Tōngrùn’s Dàkuǎn applies a distinctive late-Wànlì critical-philological method to the Lotus Sūtra, drawing both on the Tiāntái scholastic tradition and on the broader late-Míng critical-evaluative apparatus parallel to that of 焦竑 Jiāo Hóng’s Pínglín (KR6d0078) and 德清 Hānshān Déqīng’s Tōngyì (KR6d0077). Tōngrùn’s own self-style Èrlèng zhǔrén 二楞主人 (“Master of the Two-Lèngyán [Sūtras]”) indicates his particular interest in the Lèngyán and Lèngqié sūtras, alongside the Lotus; his Lotus commentary likely integrates this Lèngyán–Lèngqié doctrinal interest into the broader exposition.

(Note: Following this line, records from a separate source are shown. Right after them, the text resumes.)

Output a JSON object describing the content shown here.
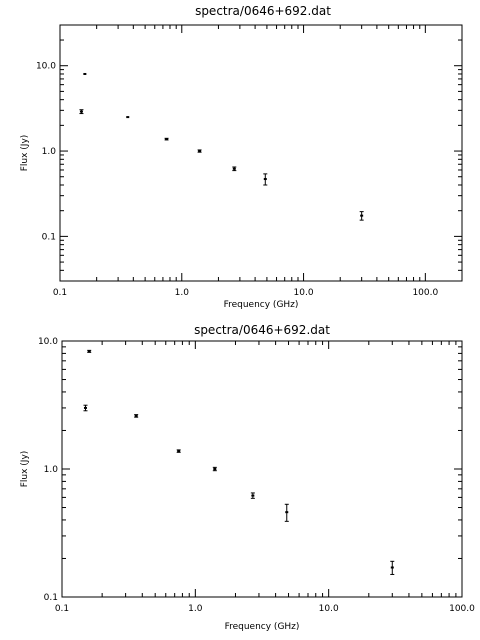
{
  "chart_data": [
    {
      "type": "scatter",
      "title": "spectra/0646+692.dat",
      "xlabel": "Frequency (GHz)",
      "ylabel": "Flux (Jy)",
      "xscale": "log",
      "yscale": "log",
      "xlim": [
        0.1,
        200.0
      ],
      "ylim": [
        0.03,
        30.0
      ],
      "xticks": [
        0.1,
        1.0,
        10.0,
        100.0
      ],
      "xtick_labels": [
        "0.1",
        "1.0",
        "10.0",
        "100.0"
      ],
      "yticks": [
        0.1,
        1.0,
        10.0
      ],
      "ytick_labels": [
        "0.1",
        "1.0",
        "10.0"
      ],
      "grid": false,
      "series": [
        {
          "x": [
            0.15,
            0.16,
            0.36,
            0.75,
            1.4,
            2.7,
            4.85,
            30.0
          ],
          "y": [
            2.9,
            8.0,
            2.5,
            1.38,
            1.0,
            0.62,
            0.47,
            0.175
          ],
          "yerr": [
            0.15,
            0.15,
            0.05,
            0.03,
            0.03,
            0.03,
            0.07,
            0.02
          ]
        }
      ]
    },
    {
      "type": "scatter",
      "title": "spectra/0646+692.dat",
      "xlabel": "Frequency (GHz)",
      "ylabel": "Flux (Jy)",
      "xscale": "log",
      "yscale": "log",
      "xlim": [
        0.1,
        100.0
      ],
      "ylim": [
        0.1,
        10.0
      ],
      "xticks": [
        0.1,
        1.0,
        10.0,
        100.0
      ],
      "xtick_labels": [
        "0.1",
        "1.0",
        "10.0",
        "100.0"
      ],
      "yticks": [
        0.1,
        1.0,
        10.0
      ],
      "ytick_labels": [
        "0.1",
        "1.0",
        "10.0"
      ],
      "grid": false,
      "series": [
        {
          "x": [
            0.15,
            0.16,
            0.36,
            0.75,
            1.4,
            2.7,
            4.85,
            30.0
          ],
          "y": [
            3.0,
            8.3,
            2.6,
            1.38,
            1.0,
            0.62,
            0.46,
            0.17
          ],
          "yerr": [
            0.15,
            0.15,
            0.06,
            0.03,
            0.03,
            0.03,
            0.07,
            0.02
          ]
        }
      ]
    }
  ]
}
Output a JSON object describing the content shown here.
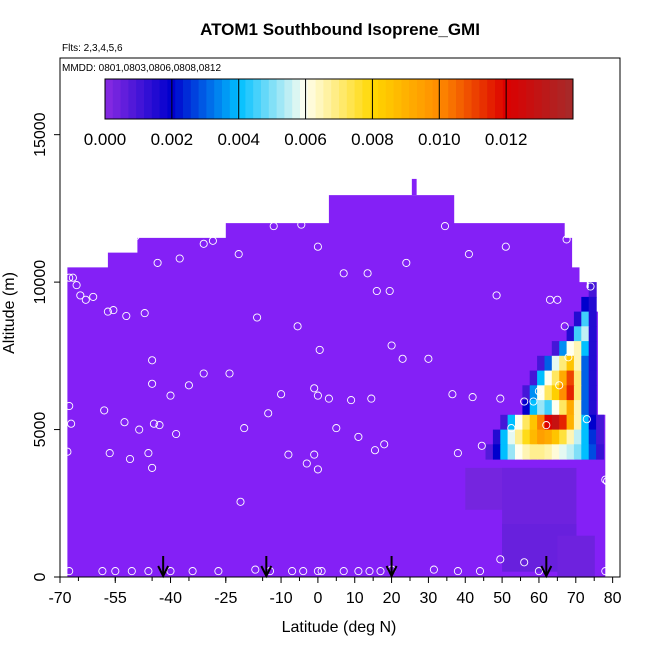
{
  "chart_data": {
    "type": "heatmap",
    "title": "ATOM1 Southbound Isoprene_GMI",
    "flights_note": "Flts: 2,3,4,5,6",
    "dates_note": "MMDD: 0801,0803,0806,0808,0812",
    "xlabel": "Latitude (deg N)",
    "ylabel": "Altitude (m)",
    "xlim": [
      -70,
      82
    ],
    "ylim": [
      0,
      17600
    ],
    "x_ticks": [
      -70,
      -55,
      -40,
      -25,
      -10,
      0,
      10,
      20,
      30,
      40,
      50,
      60,
      70,
      80
    ],
    "x_tick_labels": [
      "-70",
      "-55",
      "-40",
      "-25",
      "-10",
      "0",
      "10",
      "20",
      "30",
      "40",
      "50",
      "60",
      "70",
      "80"
    ],
    "y_ticks": [
      0,
      5000,
      10000,
      15000
    ],
    "y_tick_labels": [
      "0",
      "5000",
      "10000",
      "15000"
    ],
    "colorbar": {
      "min": 0,
      "max": 0.014,
      "ticks": [
        0,
        0.002,
        0.004,
        0.006,
        0.008,
        0.01,
        0.012
      ],
      "tick_labels": [
        "0.000",
        "0.002",
        "0.004",
        "0.006",
        "0.008",
        "0.010",
        "0.012"
      ],
      "colors": [
        "#8a2be2",
        "#0000cd",
        "#00bfff",
        "#fffff0",
        "#ffd700",
        "#ff8c00",
        "#dc0000",
        "#a52a2a"
      ]
    },
    "background_color": "#8420f6",
    "domain_envelope": [
      [
        -68,
        10500
      ],
      [
        -57,
        10500
      ],
      [
        -57,
        11000
      ],
      [
        -49,
        11000
      ],
      [
        -49,
        11500
      ],
      [
        -25,
        11500
      ],
      [
        -25,
        12000
      ],
      [
        3,
        12000
      ],
      [
        3,
        12950
      ],
      [
        37,
        12950
      ],
      [
        37,
        12000
      ],
      [
        67,
        12000
      ],
      [
        67,
        11500
      ],
      [
        69,
        11500
      ],
      [
        69,
        10500
      ],
      [
        71,
        10500
      ],
      [
        71,
        10000
      ],
      [
        73,
        10000
      ],
      [
        73,
        9800
      ],
      [
        74,
        9800
      ],
      [
        74,
        9000
      ],
      [
        76,
        9000
      ],
      [
        76,
        5500
      ],
      [
        78,
        5500
      ],
      [
        78,
        0
      ],
      [
        -68,
        0
      ]
    ],
    "plume_cells": [
      {
        "x": 74.5,
        "y": 9750,
        "v": 0.001
      },
      {
        "x": 72.5,
        "y": 9250,
        "v": 0.002
      },
      {
        "x": 74.5,
        "y": 9250,
        "v": 0.0015
      },
      {
        "x": 70.5,
        "y": 8750,
        "v": 0.0015
      },
      {
        "x": 72.5,
        "y": 8750,
        "v": 0.0045
      },
      {
        "x": 74.5,
        "y": 8750,
        "v": 0.0015
      },
      {
        "x": 68.5,
        "y": 8250,
        "v": 0.0015
      },
      {
        "x": 70.5,
        "y": 8250,
        "v": 0.0045
      },
      {
        "x": 72.5,
        "y": 8250,
        "v": 0.0055
      },
      {
        "x": 74.5,
        "y": 8250,
        "v": 0.0015
      },
      {
        "x": 64.5,
        "y": 7750,
        "v": 0.001
      },
      {
        "x": 66.5,
        "y": 7750,
        "v": 0.0035
      },
      {
        "x": 68.5,
        "y": 7750,
        "v": 0.006
      },
      {
        "x": 70.5,
        "y": 7750,
        "v": 0.0065
      },
      {
        "x": 72.5,
        "y": 7750,
        "v": 0.004
      },
      {
        "x": 74.5,
        "y": 7750,
        "v": 0.0015
      },
      {
        "x": 60.5,
        "y": 7250,
        "v": 0.001
      },
      {
        "x": 62.5,
        "y": 7250,
        "v": 0.003
      },
      {
        "x": 64.5,
        "y": 7250,
        "v": 0.0058
      },
      {
        "x": 66.5,
        "y": 7250,
        "v": 0.007
      },
      {
        "x": 68.5,
        "y": 7250,
        "v": 0.0085
      },
      {
        "x": 70.5,
        "y": 7250,
        "v": 0.0065
      },
      {
        "x": 72.5,
        "y": 7250,
        "v": 0.003
      },
      {
        "x": 74.5,
        "y": 7250,
        "v": 0.0015
      },
      {
        "x": 58.5,
        "y": 6750,
        "v": 0.001
      },
      {
        "x": 60.5,
        "y": 6750,
        "v": 0.004
      },
      {
        "x": 62.5,
        "y": 6750,
        "v": 0.006
      },
      {
        "x": 64.5,
        "y": 6750,
        "v": 0.0072
      },
      {
        "x": 66.5,
        "y": 6750,
        "v": 0.0092
      },
      {
        "x": 68.5,
        "y": 6750,
        "v": 0.011
      },
      {
        "x": 70.5,
        "y": 6750,
        "v": 0.007
      },
      {
        "x": 72.5,
        "y": 6750,
        "v": 0.003
      },
      {
        "x": 74.5,
        "y": 6750,
        "v": 0.0015
      },
      {
        "x": 56.5,
        "y": 6250,
        "v": 0.001
      },
      {
        "x": 58.5,
        "y": 6250,
        "v": 0.0035
      },
      {
        "x": 60.5,
        "y": 6250,
        "v": 0.006
      },
      {
        "x": 62.5,
        "y": 6250,
        "v": 0.0072
      },
      {
        "x": 64.5,
        "y": 6250,
        "v": 0.0082
      },
      {
        "x": 66.5,
        "y": 6250,
        "v": 0.01
      },
      {
        "x": 68.5,
        "y": 6250,
        "v": 0.0115
      },
      {
        "x": 70.5,
        "y": 6250,
        "v": 0.007
      },
      {
        "x": 72.5,
        "y": 6250,
        "v": 0.003
      },
      {
        "x": 74.5,
        "y": 6250,
        "v": 0.0015
      },
      {
        "x": 56.5,
        "y": 5750,
        "v": 0.002
      },
      {
        "x": 58.5,
        "y": 5750,
        "v": 0.004
      },
      {
        "x": 60.5,
        "y": 5750,
        "v": 0.0052
      },
      {
        "x": 62.5,
        "y": 5750,
        "v": 0.0045
      },
      {
        "x": 64.5,
        "y": 5750,
        "v": 0.006
      },
      {
        "x": 66.5,
        "y": 5750,
        "v": 0.0072
      },
      {
        "x": 68.5,
        "y": 5750,
        "v": 0.0092
      },
      {
        "x": 70.5,
        "y": 5750,
        "v": 0.0065
      },
      {
        "x": 72.5,
        "y": 5750,
        "v": 0.003
      },
      {
        "x": 74.5,
        "y": 5750,
        "v": 0.0015
      },
      {
        "x": 50.5,
        "y": 5250,
        "v": 0.001
      },
      {
        "x": 52.5,
        "y": 5250,
        "v": 0.004
      },
      {
        "x": 54.5,
        "y": 5250,
        "v": 0.006
      },
      {
        "x": 56.5,
        "y": 5250,
        "v": 0.0072
      },
      {
        "x": 58.5,
        "y": 5250,
        "v": 0.0085
      },
      {
        "x": 60.5,
        "y": 5250,
        "v": 0.0102
      },
      {
        "x": 62.5,
        "y": 5250,
        "v": 0.012
      },
      {
        "x": 64.5,
        "y": 5250,
        "v": 0.0128
      },
      {
        "x": 66.5,
        "y": 5250,
        "v": 0.0115
      },
      {
        "x": 68.5,
        "y": 5250,
        "v": 0.009
      },
      {
        "x": 70.5,
        "y": 5250,
        "v": 0.0065
      },
      {
        "x": 72.5,
        "y": 5250,
        "v": 0.004
      },
      {
        "x": 74.5,
        "y": 5250,
        "v": 0.002
      },
      {
        "x": 76.5,
        "y": 5250,
        "v": 0.001
      },
      {
        "x": 48.5,
        "y": 4750,
        "v": 0.0015
      },
      {
        "x": 50.5,
        "y": 4750,
        "v": 0.004
      },
      {
        "x": 52.5,
        "y": 4750,
        "v": 0.0058
      },
      {
        "x": 54.5,
        "y": 4750,
        "v": 0.0068
      },
      {
        "x": 56.5,
        "y": 4750,
        "v": 0.0078
      },
      {
        "x": 58.5,
        "y": 4750,
        "v": 0.0088
      },
      {
        "x": 60.5,
        "y": 4750,
        "v": 0.0095
      },
      {
        "x": 62.5,
        "y": 4750,
        "v": 0.0092
      },
      {
        "x": 64.5,
        "y": 4750,
        "v": 0.0085
      },
      {
        "x": 66.5,
        "y": 4750,
        "v": 0.0075
      },
      {
        "x": 68.5,
        "y": 4750,
        "v": 0.0065
      },
      {
        "x": 70.5,
        "y": 4750,
        "v": 0.0055
      },
      {
        "x": 72.5,
        "y": 4750,
        "v": 0.004
      },
      {
        "x": 74.5,
        "y": 4750,
        "v": 0.0025
      },
      {
        "x": 76.5,
        "y": 4750,
        "v": 0.001
      },
      {
        "x": 46.5,
        "y": 4250,
        "v": 0.0008
      },
      {
        "x": 48.5,
        "y": 4250,
        "v": 0.002
      },
      {
        "x": 50.5,
        "y": 4250,
        "v": 0.004
      },
      {
        "x": 52.5,
        "y": 4250,
        "v": 0.0052
      },
      {
        "x": 54.5,
        "y": 4250,
        "v": 0.006
      },
      {
        "x": 56.5,
        "y": 4250,
        "v": 0.0065
      },
      {
        "x": 58.5,
        "y": 4250,
        "v": 0.0068
      },
      {
        "x": 60.5,
        "y": 4250,
        "v": 0.0068
      },
      {
        "x": 62.5,
        "y": 4250,
        "v": 0.0066
      },
      {
        "x": 64.5,
        "y": 4250,
        "v": 0.0062
      },
      {
        "x": 66.5,
        "y": 4250,
        "v": 0.0058
      },
      {
        "x": 68.5,
        "y": 4250,
        "v": 0.0055
      },
      {
        "x": 70.5,
        "y": 4250,
        "v": 0.005
      },
      {
        "x": 72.5,
        "y": 4250,
        "v": 0.004
      },
      {
        "x": 74.5,
        "y": 4250,
        "v": 0.0028
      },
      {
        "x": 76.5,
        "y": 4250,
        "v": 0.0012
      },
      {
        "x": 50,
        "y": 3000,
        "v": 0.0003,
        "w": 20,
        "h": 1400
      },
      {
        "x": 60,
        "y": 2200,
        "v": 0.0004,
        "w": 20,
        "h": 3000
      },
      {
        "x": 60,
        "y": 1000,
        "v": 0.0005,
        "w": 20,
        "h": 1600
      },
      {
        "x": 70,
        "y": 700,
        "v": 0.0004,
        "w": 10,
        "h": 1400
      }
    ],
    "flight_points": [
      [
        -67.5,
        10150
      ],
      [
        -66.5,
        10150
      ],
      [
        -65.5,
        9900
      ],
      [
        -64.5,
        9550
      ],
      [
        -63,
        9400
      ],
      [
        -61,
        9500
      ],
      [
        -57,
        9000
      ],
      [
        -55.5,
        9050
      ],
      [
        -52,
        8850
      ],
      [
        -47,
        8950
      ],
      [
        -49.5,
        11550
      ],
      [
        -43.5,
        10650
      ],
      [
        -37.5,
        10800
      ],
      [
        -31,
        11300
      ],
      [
        -28.5,
        11400
      ],
      [
        -21.5,
        10950
      ],
      [
        -12,
        11900
      ],
      [
        -4.5,
        11950
      ],
      [
        0,
        11200
      ],
      [
        7,
        10300
      ],
      [
        13.5,
        10300
      ],
      [
        16,
        9700
      ],
      [
        19.5,
        9700
      ],
      [
        24,
        10650
      ],
      [
        34.5,
        11900
      ],
      [
        41,
        10950
      ],
      [
        51,
        11200
      ],
      [
        67.5,
        11450
      ],
      [
        74,
        9850
      ],
      [
        48.5,
        9550
      ],
      [
        63,
        9400
      ],
      [
        65,
        9400
      ],
      [
        67,
        8500
      ],
      [
        -67.5,
        5800
      ],
      [
        -67,
        5200
      ],
      [
        -58,
        5650
      ],
      [
        -56.5,
        4200
      ],
      [
        -52.5,
        5250
      ],
      [
        -51,
        4000
      ],
      [
        -48.5,
        5000
      ],
      [
        -46,
        4200
      ],
      [
        -44.5,
        5200
      ],
      [
        -43,
        5150
      ],
      [
        -40,
        6150
      ],
      [
        -38.5,
        4850
      ],
      [
        -35,
        6500
      ],
      [
        -31,
        6900
      ],
      [
        -24,
        6900
      ],
      [
        -20,
        5050
      ],
      [
        -16.5,
        8800
      ],
      [
        -10,
        6200
      ],
      [
        -5.5,
        8500
      ],
      [
        -13.5,
        5550
      ],
      [
        -8,
        4150
      ],
      [
        -3,
        3850
      ],
      [
        -1,
        6400
      ],
      [
        0.5,
        7700
      ],
      [
        0,
        6150
      ],
      [
        3,
        6050
      ],
      [
        5,
        5050
      ],
      [
        9,
        6000
      ],
      [
        11,
        4750
      ],
      [
        14.5,
        6050
      ],
      [
        15.5,
        4300
      ],
      [
        18,
        4500
      ],
      [
        20,
        7850
      ],
      [
        23,
        7400
      ],
      [
        30,
        7400
      ],
      [
        36.5,
        6200
      ],
      [
        38,
        4200
      ],
      [
        42,
        6100
      ],
      [
        44.5,
        4450
      ],
      [
        49.5,
        6050
      ],
      [
        52.5,
        5050
      ],
      [
        56,
        5950
      ],
      [
        58.5,
        5950
      ],
      [
        60,
        6300
      ],
      [
        62,
        5150
      ],
      [
        65.5,
        6500
      ],
      [
        68,
        7450
      ],
      [
        73,
        5350
      ],
      [
        78,
        3300
      ],
      [
        78.5,
        3250
      ],
      [
        -68,
        4250
      ],
      [
        -45,
        6550
      ],
      [
        -45,
        3700
      ],
      [
        -21,
        2550
      ],
      [
        -1,
        4150
      ],
      [
        0,
        3650
      ],
      [
        -45,
        7350
      ],
      [
        -67.5,
        200
      ],
      [
        -58.5,
        200
      ],
      [
        -55,
        200
      ],
      [
        -50.5,
        200
      ],
      [
        -46,
        200
      ],
      [
        -40,
        200
      ],
      [
        -34,
        200
      ],
      [
        -27,
        200
      ],
      [
        -17,
        250
      ],
      [
        -13,
        200
      ],
      [
        -7,
        200
      ],
      [
        -4,
        200
      ],
      [
        0,
        200
      ],
      [
        1,
        200
      ],
      [
        7,
        200
      ],
      [
        11,
        200
      ],
      [
        14,
        200
      ],
      [
        17,
        200
      ],
      [
        20,
        250
      ],
      [
        31.5,
        250
      ],
      [
        38,
        200
      ],
      [
        44,
        200
      ],
      [
        49.5,
        600
      ],
      [
        56,
        500
      ],
      [
        60,
        200
      ],
      [
        78,
        200
      ]
    ],
    "ground_arrows_lat": [
      -42,
      -14,
      20,
      62
    ]
  }
}
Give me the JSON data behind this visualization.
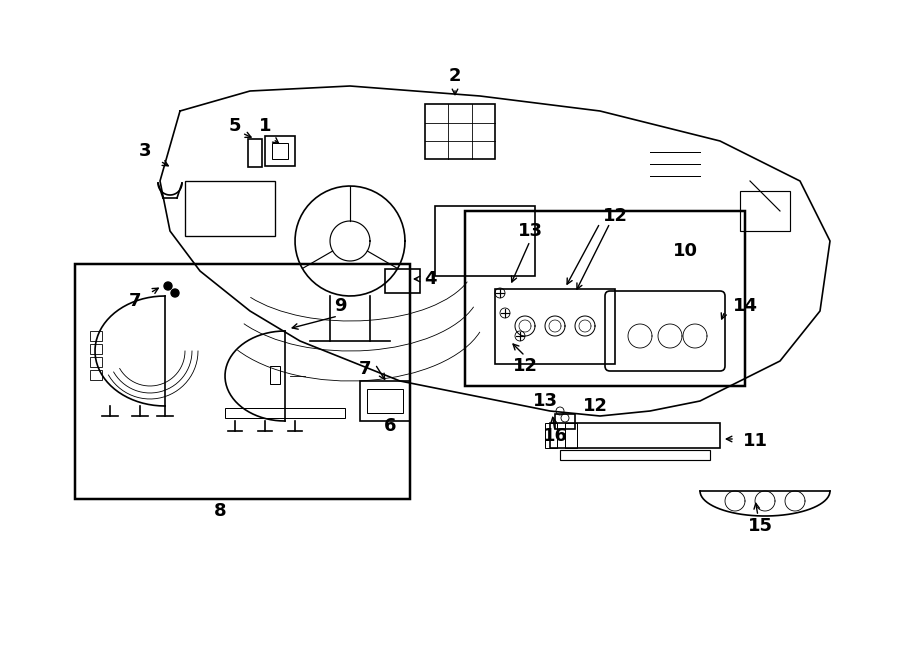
{
  "bg_color": "#ffffff",
  "line_color": "#000000",
  "label_fontsize": 13,
  "fig_width": 9.0,
  "fig_height": 6.61
}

The composition is bracketed within Tōngrùn’s productive period c. 1590–1624. His native location at Dòngtíng Xīshān places him within the Sūzhōu literati-Buddhist intellectual network, which was a major productive centre of late-Wànlì Buddhist commentary alongside the Jīnlíng (Nánjīng) and Hángzhōu networks.

Translations and research

  • Eichman, Jennifer. A Late Sixteenth-Century Chinese Buddhist Fellowship. Leiden: Brill, 2016. (For the Sūzhōu literati-Buddhist intellectual context.)
  • Wu, Jiang. Enlightenment in Dispute: The Reinvention of Chan Buddhism in Seventeenth-Century China. New York: Oxford University Press, 2008.
  • Brook, Timothy. Praying for Power: Buddhism and the Formation of Gentry Society in Late-Ming China. Cambridge, MA: Harvard University Asia Center, 1993.

Other points of interest

The Zhuāngzǐ-derived metaphor dàkuǎn — Pao Ding the Cook moving his blade through the great cavities of the ox without resistance — is one of the more philosophically sophisticated late-Míng commentarial titles, drawing the Buddhist exegetical tradition into close engagement with the classical Daoist intellectual heritage. The same Pao Ding metaphor was employed by Tōngrùn’s contemporary Jiāo Hóng in his Confucian-Buddhist syncretic productions, demonstrating the broader late-Wànlì cultural circulation of Zhuāngzǐ-derived hermeneutic vocabulary across school boundaries.